For me, my depression coming in and out is like my bad knee acting up: it sucks and it may be impacting my life, but it's not the end of the world and I pretty much of know how it will play out.

Because of this, I muuuuuch prefer to talk about it pretty casually and without an avalanche of sympathy. It also means that if I say I'm doing okay, I really appreciate the people who believe me.

I say this, fully knowing that when I was a teenager in the early stages of being deeply depressed and not knowing what it was or how to deal with it, all I wanted was for someone to see through my smile and not accept the lie when I said I was okay. (Of course, my mom did try to do that and I always managed to keep my misery just out of reach because what I actually wanted was for a cute boy to see my hurt, want to make it better, and kiss me so we would fall in love forever and I would never feel sad ever again. Because that is obviously how that works.)

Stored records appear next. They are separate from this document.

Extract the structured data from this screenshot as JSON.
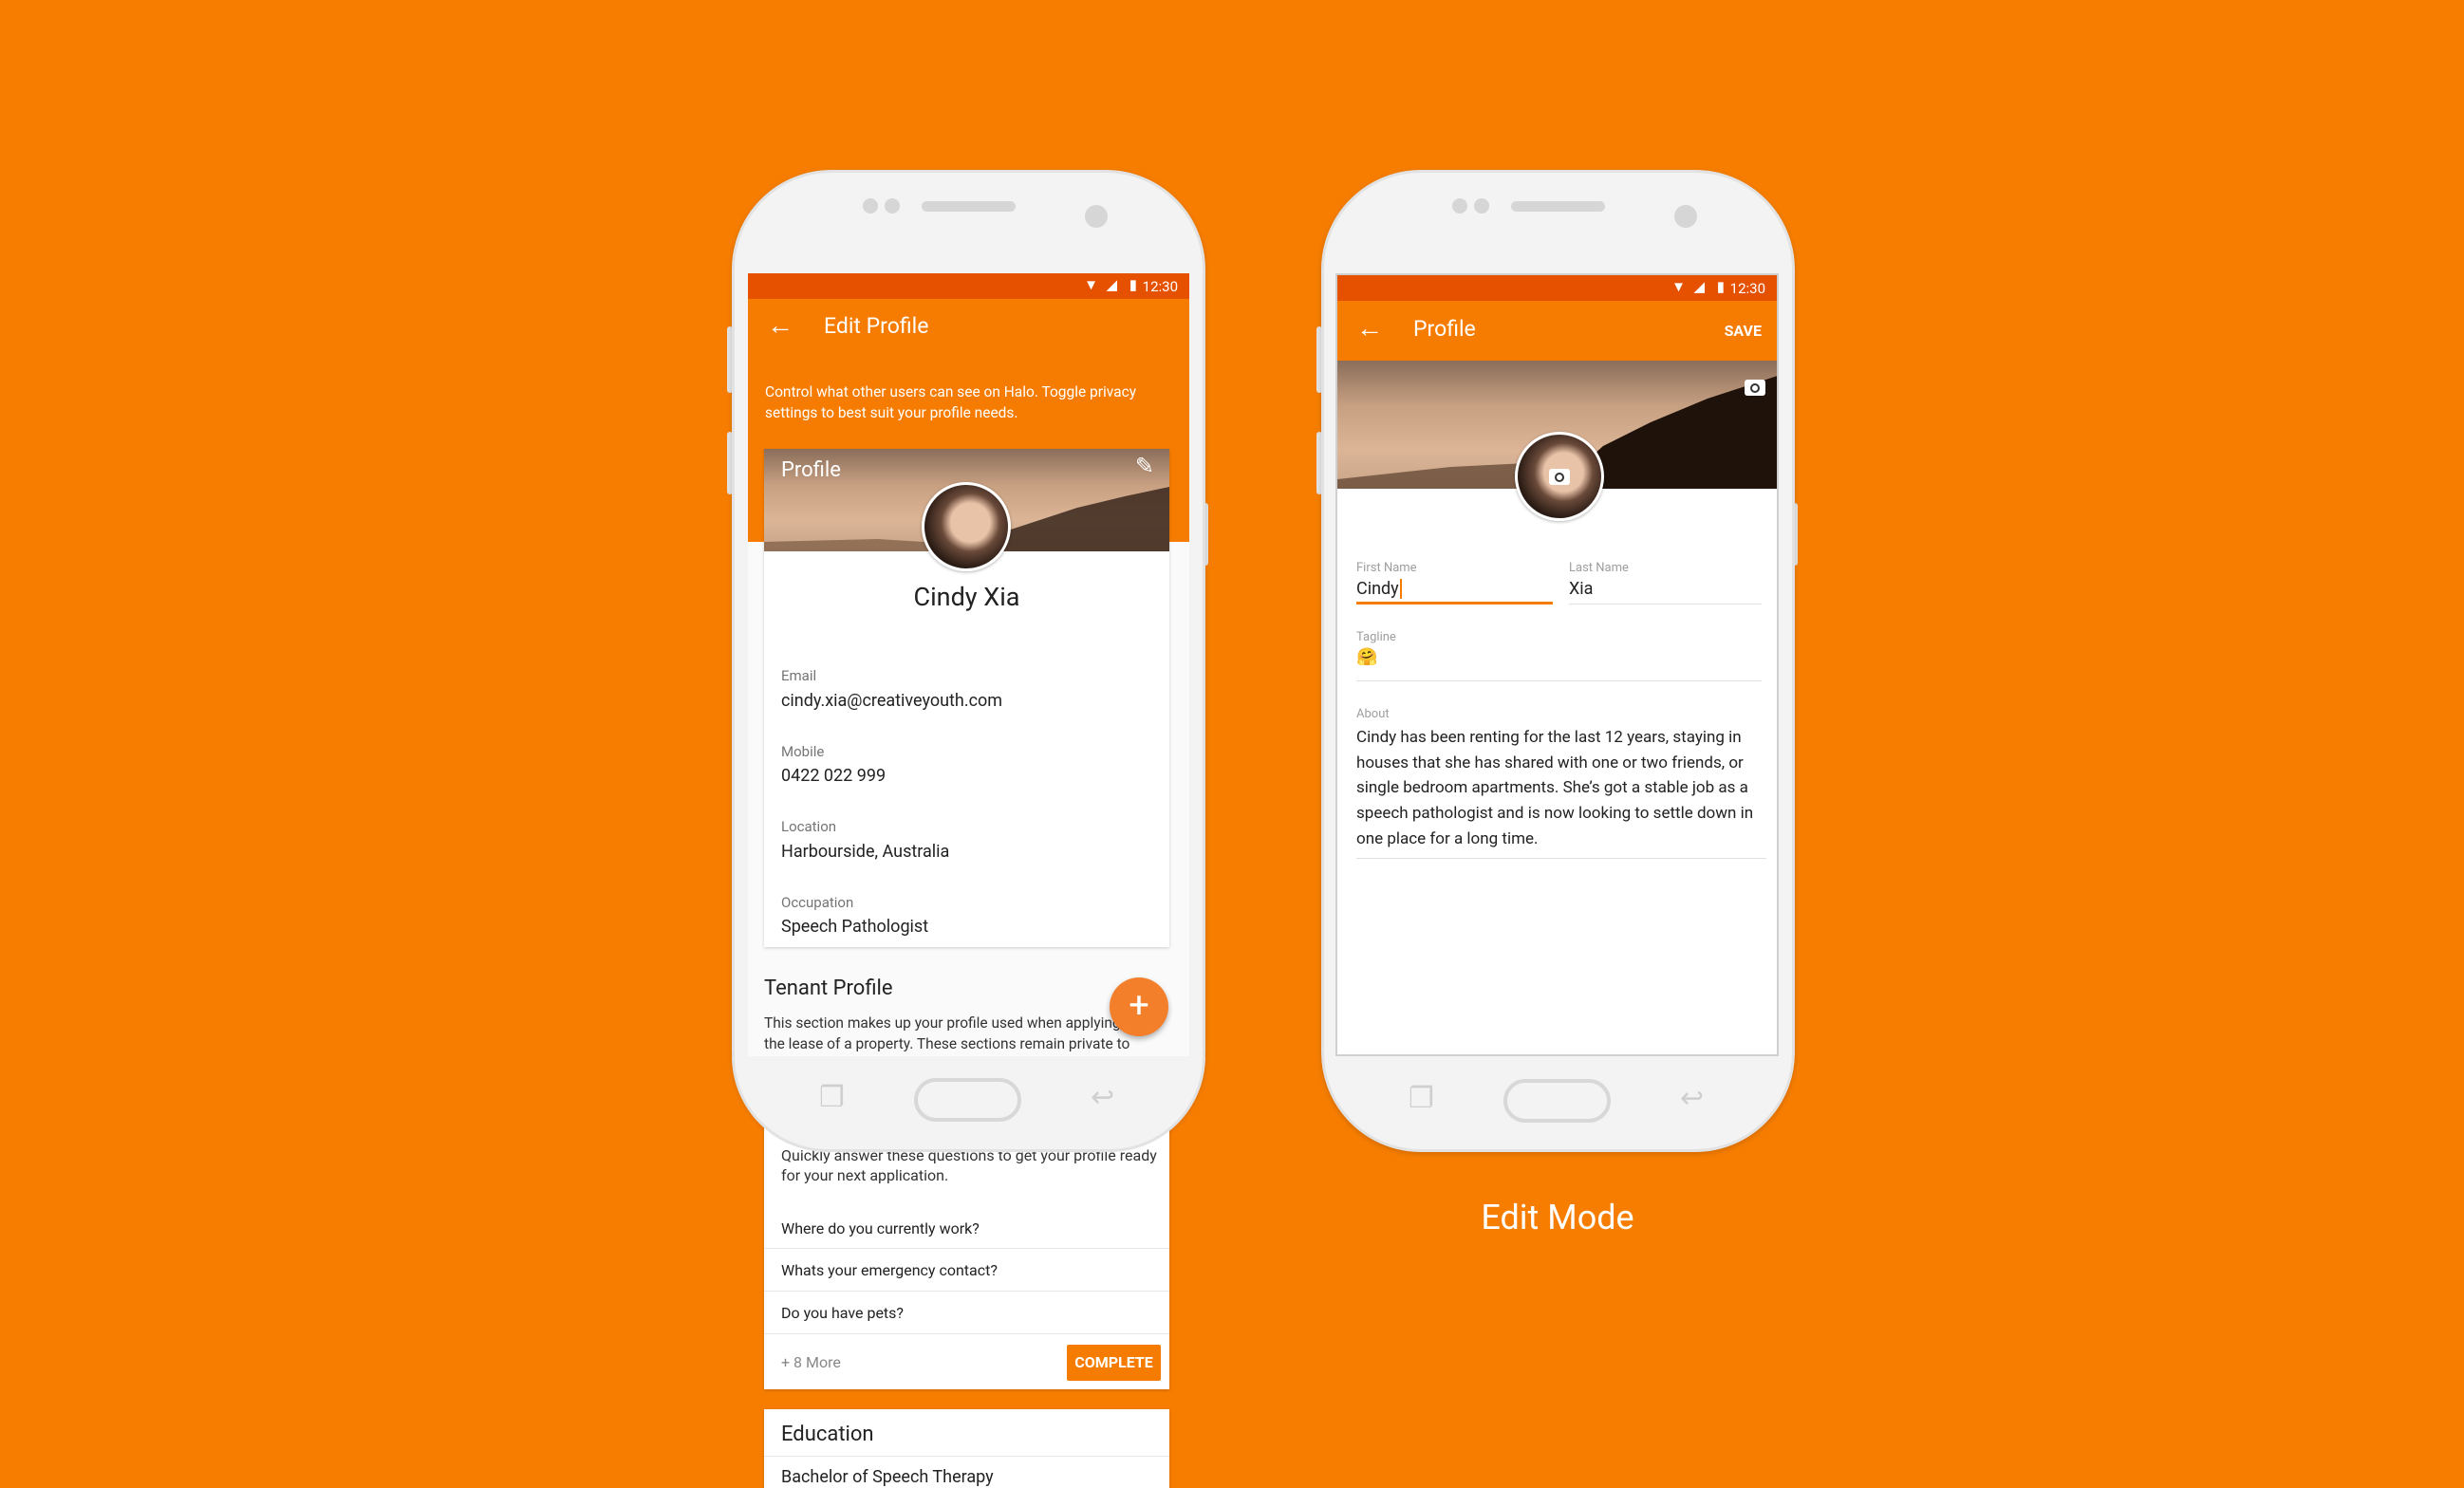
{
  "colors": {
    "background": "#F67D00",
    "status_bar": "#E65100",
    "app_bar": "#F57C00",
    "accent": "#F57C00"
  },
  "status": {
    "time": "12:30",
    "icons": [
      "wifi-icon",
      "signal-icon",
      "battery-icon"
    ]
  },
  "left": {
    "title": "Edit Profile",
    "description": "Control what other users can see on Halo. Toggle privacy settings to best suit your profile needs.",
    "profile_card": {
      "heading": "Profile",
      "name": "Cindy Xia",
      "fields": [
        {
          "label": "Email",
          "value": "cindy.xia@creativeyouth.com"
        },
        {
          "label": "Mobile",
          "value": "0422 022 999"
        },
        {
          "label": "Location",
          "value": "Harbourside, Australia"
        },
        {
          "label": "Occupation",
          "value": "Speech Pathologist"
        }
      ]
    },
    "tenant": {
      "heading": "Tenant Profile",
      "line1": "This section makes up your profile used when applying",
      "line2": "the lease of a property. These sections remain private to",
      "card_line1": "Quickly answer these questions to get your profile ready",
      "card_line2": "for your next application.",
      "questions": [
        "Where do you currently work?",
        "Whats your emergency contact?",
        "Do you have pets?"
      ],
      "more": "+ 8 More",
      "complete": "COMPLETE"
    },
    "education": {
      "heading": "Education",
      "item": "Bachelor of Speech Therapy"
    }
  },
  "right": {
    "title": "Profile",
    "save": "SAVE",
    "first_name": {
      "label": "First Name",
      "value": "Cindy"
    },
    "last_name": {
      "label": "Last Name",
      "value": "Xia"
    },
    "tagline": {
      "label": "Tagline",
      "value": "🤗"
    },
    "about": {
      "label": "About",
      "value": "Cindy has been renting for the last 12 years, staying in houses that she has shared with one or two friends, or single bedroom apartments. She’s got a stable job as a speech pathologist and is now looking to settle down in one place for a long time."
    }
  },
  "caption": "Edit Mode"
}
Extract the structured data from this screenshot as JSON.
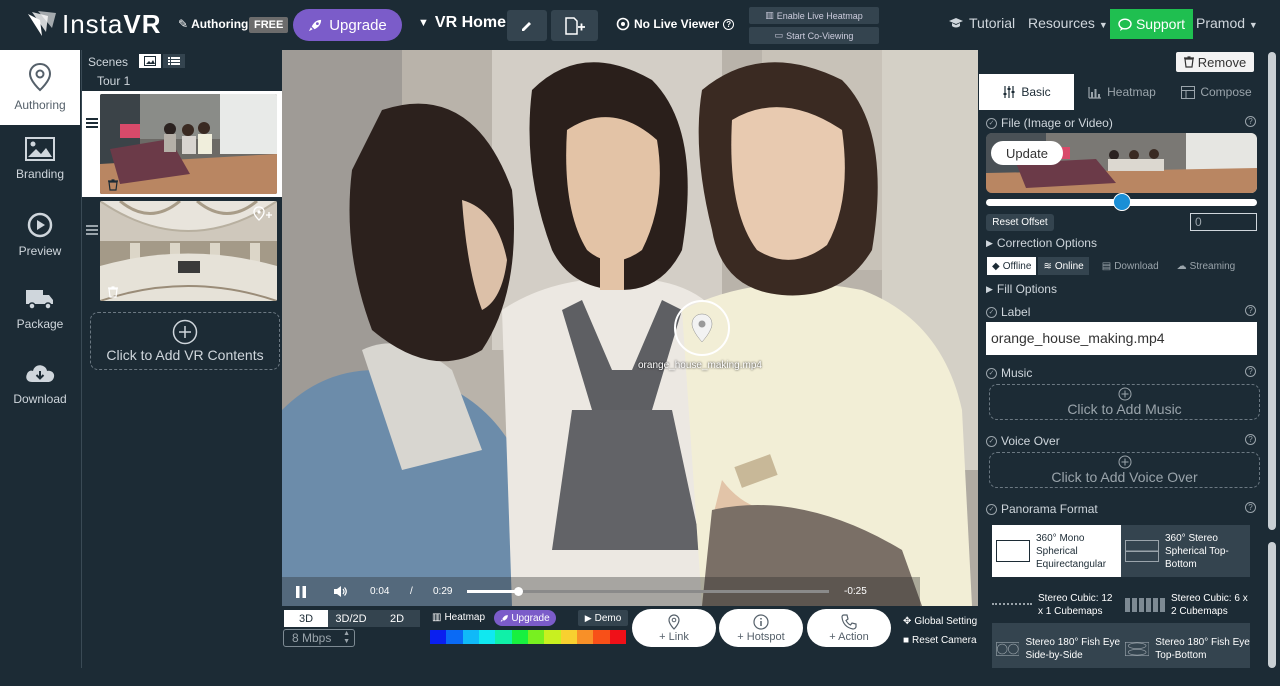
{
  "header": {
    "logo_text_light": "Insta",
    "logo_text_bold": "VR",
    "authoring_label": "Authoring",
    "plan_badge": "FREE",
    "upgrade_label": "Upgrade",
    "project_title": "VR Home",
    "live_viewer_label": "No Live Viewer",
    "enable_heatmap_label": "Enable Live Heatmap",
    "co_viewing_label": "Start Co-Viewing",
    "tutorial_label": "Tutorial",
    "resources_label": "Resources",
    "support_label": "Support",
    "user_name": "Pramod"
  },
  "leftnav": {
    "items": [
      {
        "label": "Authoring",
        "icon": "map-pin-icon",
        "active": true
      },
      {
        "label": "Branding",
        "icon": "image-icon",
        "active": false
      },
      {
        "label": "Preview",
        "icon": "play-circle-icon",
        "active": false
      },
      {
        "label": "Package",
        "icon": "truck-icon",
        "active": false
      },
      {
        "label": "Download",
        "icon": "cloud-download-icon",
        "active": false
      }
    ]
  },
  "scenes": {
    "title": "Scenes",
    "tour_label": "Tour 1",
    "add_label": "Click to Add VR Contents"
  },
  "viewport": {
    "hotspot_label": "orange_house_making.mp4",
    "current_time": "0:04",
    "separator": "/",
    "duration": "0:29",
    "remaining": "-0:25",
    "progress": 0.14
  },
  "bottombar": {
    "mode_3d": "3D",
    "mode_3d2d": "3D/2D",
    "mode_2d": "2D",
    "bitrate": "8 Mbps",
    "heatmap_label": "Heatmap",
    "upgrade_label": "Upgrade",
    "demo_label": "Demo",
    "add_link": "+ Link",
    "add_hotspot": "+ Hotspot",
    "add_action": "+ Action",
    "global_setting": "Global Setting",
    "reset_camera": "Reset Camera",
    "heat_colors": [
      "#0a1ff0",
      "#0a6af5",
      "#10b9f8",
      "#10e8f0",
      "#10f0a8",
      "#18f040",
      "#78f020",
      "#c8f020",
      "#f8d030",
      "#f89028",
      "#f85018",
      "#f01018"
    ]
  },
  "rightpanel": {
    "remove_label": "Remove",
    "tabs": [
      {
        "label": "Basic",
        "icon": "sliders-icon",
        "active": true
      },
      {
        "label": "Heatmap",
        "icon": "bar-chart-icon",
        "active": false
      },
      {
        "label": "Compose",
        "icon": "grid-icon",
        "active": false
      }
    ],
    "file_title": "File (Image or Video)",
    "update_label": "Update",
    "offset_slider": 0.5,
    "reset_offset": "Reset Offset",
    "offset_value": "0",
    "correction_title": "Correction Options",
    "offline_label": "Offline",
    "online_label": "Online",
    "download_label": "Download",
    "streaming_label": "Streaming",
    "fill_title": "Fill Options",
    "label_title": "Label",
    "label_value": "orange_house_making.mp4",
    "music_title": "Music",
    "add_music": "Click to Add Music",
    "voice_title": "Voice Over",
    "add_voice": "Click to Add Voice Over",
    "panorama_title": "Panorama Format",
    "formats": [
      {
        "label": "360° Mono Spherical Equirectangular",
        "selected": true
      },
      {
        "label": "360° Stereo Spherical Top-Bottom",
        "selected": false
      },
      {
        "label": "Stereo Cubic: 12 x 1 Cubemaps",
        "selected": false
      },
      {
        "label": "Stereo Cubic: 6 x 2 Cubemaps",
        "selected": false
      },
      {
        "label": "Stereo 180° Fish Eye Side-by-Side",
        "selected": false
      },
      {
        "label": "Stereo 180° Fish Eye Top-Bottom",
        "selected": false
      }
    ]
  }
}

So maybe there is someone in your life who needs you to not only ask how they're doing but to press a little harder when they try to brush you off. Or maybe even someone who is on the verge of doing something drastic and needs to know that literally anyone cares.

Knowing that, here's my advice: if you have seen something that gives you actual concern for someone's safety, go forth and intervene in whatever way you are best able (and actually, you may be able to save someone's life just by keeping them distracted and busy for a time).

Otherwise, just let them know you're there and then follow their lead.